E il solare e l’eolico? Per ora Obama ha combinato poco. Ma il presidente degli Stati Uniti non dispera. Dare via libera oggi a nuove centrali nucleari vuole anche dire andare incontro a volontà ed esigenze dell’opposizione, cioè ai Repubblicani, che di nuove centrali nucleari, ne vorrebbero addirittura 100. Repubblicani che – questo è il ragionamento di Obama, secondo il “New York Times“ – potrebbero un domani decidersi ad aiutare la sua maggioranza a compiere una vera rivoluzione: approvare un pacchetto di incentivi per tutte le energie pulite. Unico neo: le due nuove centrali sono sicure. L’appoggio repubblicano per il futuro, un po’ meno.
Insomma: un colpo al cerchio e uno alla botte. E una buona dose di pragmatismo che però fa un tantino a pugni con sogni e ideali della campagna elettorale che fu. Un po’ come in Afghanistan, dove Obama ha ceduto alle pressioni delle alte sfere dell’esercito e inviato nuovi soldati; ma solo, parole sue, per far finire al guerra prima.

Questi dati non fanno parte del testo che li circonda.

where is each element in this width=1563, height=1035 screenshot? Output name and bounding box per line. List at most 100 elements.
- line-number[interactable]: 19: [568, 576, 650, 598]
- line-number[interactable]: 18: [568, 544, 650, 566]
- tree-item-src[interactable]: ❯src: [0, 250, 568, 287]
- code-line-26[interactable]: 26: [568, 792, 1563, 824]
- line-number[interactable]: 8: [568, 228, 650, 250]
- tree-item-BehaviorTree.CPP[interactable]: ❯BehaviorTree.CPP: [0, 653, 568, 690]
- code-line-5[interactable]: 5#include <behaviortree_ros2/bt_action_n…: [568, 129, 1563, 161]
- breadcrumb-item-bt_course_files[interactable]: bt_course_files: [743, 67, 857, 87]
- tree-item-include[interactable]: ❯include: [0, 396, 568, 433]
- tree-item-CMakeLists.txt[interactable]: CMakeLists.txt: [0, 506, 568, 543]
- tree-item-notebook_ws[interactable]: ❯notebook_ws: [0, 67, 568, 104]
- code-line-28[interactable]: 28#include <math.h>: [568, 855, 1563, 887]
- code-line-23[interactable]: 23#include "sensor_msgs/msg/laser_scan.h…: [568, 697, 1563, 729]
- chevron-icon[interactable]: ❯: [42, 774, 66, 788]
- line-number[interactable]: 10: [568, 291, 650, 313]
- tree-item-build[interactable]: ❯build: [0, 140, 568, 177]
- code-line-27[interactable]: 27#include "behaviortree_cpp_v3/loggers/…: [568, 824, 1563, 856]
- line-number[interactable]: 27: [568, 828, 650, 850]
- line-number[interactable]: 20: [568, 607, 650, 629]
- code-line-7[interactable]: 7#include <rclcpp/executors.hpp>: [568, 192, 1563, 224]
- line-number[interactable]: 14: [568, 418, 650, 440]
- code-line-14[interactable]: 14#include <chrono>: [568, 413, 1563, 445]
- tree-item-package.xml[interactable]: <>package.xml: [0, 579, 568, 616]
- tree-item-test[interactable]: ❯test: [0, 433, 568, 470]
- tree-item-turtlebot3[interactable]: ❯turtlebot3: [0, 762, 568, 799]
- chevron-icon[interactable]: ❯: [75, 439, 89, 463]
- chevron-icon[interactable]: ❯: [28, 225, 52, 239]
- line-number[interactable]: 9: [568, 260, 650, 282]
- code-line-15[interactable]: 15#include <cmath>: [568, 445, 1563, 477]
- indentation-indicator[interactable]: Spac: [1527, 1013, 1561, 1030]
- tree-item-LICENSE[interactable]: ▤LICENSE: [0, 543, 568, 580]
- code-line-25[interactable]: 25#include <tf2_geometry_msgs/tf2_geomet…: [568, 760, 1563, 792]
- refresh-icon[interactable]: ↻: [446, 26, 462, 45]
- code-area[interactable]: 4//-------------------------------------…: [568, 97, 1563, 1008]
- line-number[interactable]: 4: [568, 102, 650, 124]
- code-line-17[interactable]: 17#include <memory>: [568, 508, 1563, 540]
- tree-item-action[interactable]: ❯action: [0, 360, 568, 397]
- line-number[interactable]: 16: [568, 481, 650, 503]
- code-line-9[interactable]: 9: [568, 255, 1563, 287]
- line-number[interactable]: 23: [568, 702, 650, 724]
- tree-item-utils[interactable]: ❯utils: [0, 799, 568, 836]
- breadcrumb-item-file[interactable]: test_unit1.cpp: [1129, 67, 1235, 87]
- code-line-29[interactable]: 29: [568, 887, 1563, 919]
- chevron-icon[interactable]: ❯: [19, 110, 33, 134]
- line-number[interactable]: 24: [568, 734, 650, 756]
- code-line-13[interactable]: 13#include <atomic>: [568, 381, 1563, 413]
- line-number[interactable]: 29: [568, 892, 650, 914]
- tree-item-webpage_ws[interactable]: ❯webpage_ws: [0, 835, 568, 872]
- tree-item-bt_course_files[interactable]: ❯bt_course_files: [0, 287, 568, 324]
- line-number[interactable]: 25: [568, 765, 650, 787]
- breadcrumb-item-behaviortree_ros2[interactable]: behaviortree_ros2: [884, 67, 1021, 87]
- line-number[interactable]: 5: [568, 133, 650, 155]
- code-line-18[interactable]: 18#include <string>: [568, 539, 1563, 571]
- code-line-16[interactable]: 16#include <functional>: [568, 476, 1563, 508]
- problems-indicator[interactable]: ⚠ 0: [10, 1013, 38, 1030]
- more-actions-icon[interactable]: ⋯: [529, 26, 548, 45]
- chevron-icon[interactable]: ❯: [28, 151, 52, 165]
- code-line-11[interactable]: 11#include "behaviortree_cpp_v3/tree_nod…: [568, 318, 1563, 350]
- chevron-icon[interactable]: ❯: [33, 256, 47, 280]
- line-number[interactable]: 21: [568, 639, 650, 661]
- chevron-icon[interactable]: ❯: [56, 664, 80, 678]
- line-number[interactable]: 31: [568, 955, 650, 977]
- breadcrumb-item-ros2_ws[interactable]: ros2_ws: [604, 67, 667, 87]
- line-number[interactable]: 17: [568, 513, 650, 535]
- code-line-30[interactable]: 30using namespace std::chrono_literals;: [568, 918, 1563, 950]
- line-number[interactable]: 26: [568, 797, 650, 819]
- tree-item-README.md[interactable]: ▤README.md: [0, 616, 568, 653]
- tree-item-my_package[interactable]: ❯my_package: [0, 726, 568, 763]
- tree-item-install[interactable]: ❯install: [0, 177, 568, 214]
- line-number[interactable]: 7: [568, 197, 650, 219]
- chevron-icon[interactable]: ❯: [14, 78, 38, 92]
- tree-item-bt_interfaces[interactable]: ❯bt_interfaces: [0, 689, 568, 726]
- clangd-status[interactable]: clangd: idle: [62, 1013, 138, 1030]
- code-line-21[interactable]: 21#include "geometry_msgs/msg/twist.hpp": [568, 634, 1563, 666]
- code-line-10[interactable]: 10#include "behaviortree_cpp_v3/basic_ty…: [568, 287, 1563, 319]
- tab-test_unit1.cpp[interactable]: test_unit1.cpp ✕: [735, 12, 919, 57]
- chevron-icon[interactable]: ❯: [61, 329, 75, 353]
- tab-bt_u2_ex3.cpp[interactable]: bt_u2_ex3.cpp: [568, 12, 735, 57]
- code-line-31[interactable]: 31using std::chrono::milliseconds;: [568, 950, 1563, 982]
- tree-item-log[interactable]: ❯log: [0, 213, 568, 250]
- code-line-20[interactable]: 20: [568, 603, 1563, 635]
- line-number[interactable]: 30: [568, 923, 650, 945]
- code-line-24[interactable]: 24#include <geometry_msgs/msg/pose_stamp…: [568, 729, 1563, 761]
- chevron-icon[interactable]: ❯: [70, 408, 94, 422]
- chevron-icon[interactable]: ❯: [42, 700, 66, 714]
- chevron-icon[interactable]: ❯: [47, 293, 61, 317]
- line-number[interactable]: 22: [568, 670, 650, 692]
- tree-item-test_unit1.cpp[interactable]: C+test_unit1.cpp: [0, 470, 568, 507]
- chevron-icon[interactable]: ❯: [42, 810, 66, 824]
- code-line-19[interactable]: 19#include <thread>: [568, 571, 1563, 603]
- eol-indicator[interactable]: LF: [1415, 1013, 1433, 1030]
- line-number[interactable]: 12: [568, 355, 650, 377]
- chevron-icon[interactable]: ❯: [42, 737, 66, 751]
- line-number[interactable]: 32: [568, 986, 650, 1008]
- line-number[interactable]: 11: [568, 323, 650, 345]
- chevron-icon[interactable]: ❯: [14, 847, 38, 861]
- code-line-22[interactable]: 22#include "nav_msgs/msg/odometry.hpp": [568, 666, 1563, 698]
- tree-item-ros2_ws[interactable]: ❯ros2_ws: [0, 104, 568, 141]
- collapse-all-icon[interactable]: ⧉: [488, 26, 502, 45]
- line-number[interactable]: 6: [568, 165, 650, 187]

Una strategia che sa un po’ di antico, per un presidente che aveva fatto della parola change – “cambiamento” – addirittura uno slogan. Per la disgrazia della nostra sinistrata sinistra senza leader che lo aveva preso per novello messia. E per la gioia del nostro sempiterno primo ministro. Che ora sul nucleare potrà dire: se lo fa anche Obama; yes, we can.